PRA PERKAWINAN ADAT SUMATRA SELATAN*

Pengantar.

Dalam makalah ini membahas mengenai Pra Perkawinan, ada beberapa hal yang perlu diperhatikan sebelum mengetahui tentang perkawinan. Karena pada hakikatnya, perkawinan ini pada beberapa adat daerah berbeda-beda. Untuk itu, pemakalah berusaha untuk mengupas masalah pra perkawinan yang ada di Provinsi Sumatra Selatan. Dimana, pada sub pokok pembahasan ini, akan difahami mengenai; 1. Budaya Tunang, 2, Budaya Lamaran yang terdiri ; adat pelangkahan, antar-antaran, Jujur(Pintaan, uruf kain ). 3, Tinggal Serumah menjelang perkawinan. Seperti yang diterangkan pada sub pokok bahasan pada makalah ini, pemakalah akan membahasnya bagaimana adat Sumatra Selatan dalam budaya tunangan, budaya lamaran, dan Tinggal serumah menjelang perkawinan.

Pengertian.

Sebelum mengetahui mengenai isi sub pokok bahasan ini, lebih lanjut akan dibahas mengenai pengertian;

1. Budaya Tunangan.

Secara harfiah, tunangan itu berasal dari kata “ tunang” yang berarti “ikatan” yang berasal dari daerah Ogan Ilir.

Sedangkan pengertian tunangan menurut pemnangku adat daerah Ogan Ilir, tunangan itu sendiri merupakan suatu ikatan antara calon mempelai laki-laki dan calon mempelai perempuan dengan cara saling menukar cincin sebagai tanda bahwa mereka berdua tidak boleh diganggu oleh orang lain.

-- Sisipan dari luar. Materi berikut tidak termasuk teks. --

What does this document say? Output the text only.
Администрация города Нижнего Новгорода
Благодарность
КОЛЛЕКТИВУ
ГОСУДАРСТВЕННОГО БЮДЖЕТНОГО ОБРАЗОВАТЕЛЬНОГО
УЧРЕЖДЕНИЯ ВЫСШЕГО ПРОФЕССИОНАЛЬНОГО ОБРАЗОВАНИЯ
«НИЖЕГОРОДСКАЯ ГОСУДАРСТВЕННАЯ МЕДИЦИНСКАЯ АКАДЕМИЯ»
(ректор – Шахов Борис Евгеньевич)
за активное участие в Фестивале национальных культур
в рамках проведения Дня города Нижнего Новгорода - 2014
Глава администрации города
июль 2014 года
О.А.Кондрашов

Menurut bahasa Jawa Kuno, Tunangan ini disebut dengan menyengguk yang artinya, “ masang pagar “, maksudnya agar siperempuan yang diinginkan untuk dinikahi oleh laki-laki tersebut tidak diganggu atau diambil oleh laki-laki lain.

Dalam buku hukum adat simbur cahaya.

“ jika bujang gadis akan bertunangan, hendaklah orangtua bujang mengantarkan juadah ( semacam dodol ) kepada kerio ( kepala desa ) dan penggawa ( kepala dusun ), maka dianggap resmilah pertunangan itu, terang namanya.”

Maksudnya, apabila calon mempelai laki-laki dan perempuan akan bertunangan, maka orangtua calon mempelai laki-laki harus mengantarkan makanan kepada pemanggu adat,maka dianggap resmilah pertunangan itu sehingga terang namanya.[1]

2. Budaya Lamaran.

Pengertian dari Lamaran, berarti Keluarga Laki-laki menemui pihak keluarga perempuan untuk menyatakan keinginannya menikahi anak perempuan dari keluarga perempuan tersebut dengan membawa pintaan.[2].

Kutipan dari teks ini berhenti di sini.